Report - Frustrated Total Internal Reflection and the Evanescent Wave

An Introduction to Evanescent Waves and Frustrated Total Internal Reflection:

It is often believed that no light is transmitted during total internal reflection. However, due to Maxwell's equations, we know that an electromagnetic field cannot end suddenly at an interface. Instead, a standing wave known as the evanescent wave is formed. The evanescent standing wave decays exponentially and does not propagate; therefore, it can be referred to as an evanescent field.

An interesting phenomenon associated with the evanescent field is the frustration of total internal reflection. If we shine a laser through a prism so that the light hits the glass-air interface at an angle beyond the critical angle, we will be able to observe total internal reflection and an evanescent field is formed. If however, a second prism is placed within a few wavelengths of the first prism, the evanescent field can be coupled and the laser light is transmitted through the second prism. This is frustrated total internal reflection.

Setup:

This is a drawing of my setup. The laser is a polarized Melles Griot that is 62 cm long. The prisms are arranged as shown in the drawing held together by two rubber bands. A piece of nickel foil (approximately 12μm thick) is placed between the two prisms at one end, creating a triangular air gap. The prisms are mounted on a vernier turntable (see pictures below) that can measure angles to within five minutes of a degree. The turntable is screwed on to a translation stage that is equipped with a micrometer screw. The prism array can therefore be rotated and translated. A photodetector is connected to a multimeter to measure the intensity of the transmitted light.
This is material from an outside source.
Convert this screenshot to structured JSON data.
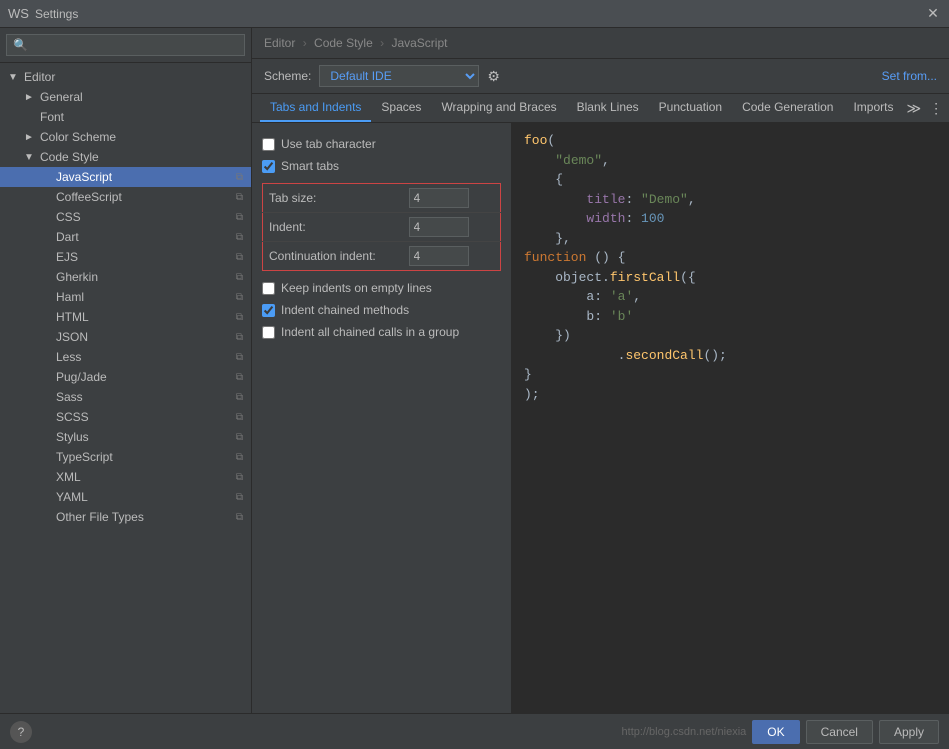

The turntable is equipped with a vernier. To read the angle, look where the bottom "0" line is in relation to the upper scale. Then, find where a tick on the bottom lines up with a tick on the top, that is the minutes measurement of the degree. For example, in the above picture, the angle is 301° and 30 minutes, or 301.5° .

Data Analysis:

First the setup was rotated at an angle before the critical angle so that FTIR was not achieved. The setup now acts as a Fabry-Perot etalon and multiple reflections are observed. Data was taken on the intensity of the transmitted light as a function of the translated distance of the setup. As the air gap widens, we see that the transmitted intensity follows a pattern. Compared to the model, we see that the actual data shows a fanning as the critical points become progressively farther from each other. This is likely due to fact that the prisms are not perfectly flat. This data was taken with the laser horizontally polarized and vertically polarized.

These graphs demonstrate the fanning of the data. The location of the critical points was graphed against the translated distance. If the distance between the critical points was constant, then the plotted points would fall on a straight line instead of on a curve.

Next, the setup was turned so that FTIR was observed. Data was taken on the intensity of the evanescent wave as a function of gap width and translated distance.

As the air gap increases in size, we see that the evanescent wave decays exponentially.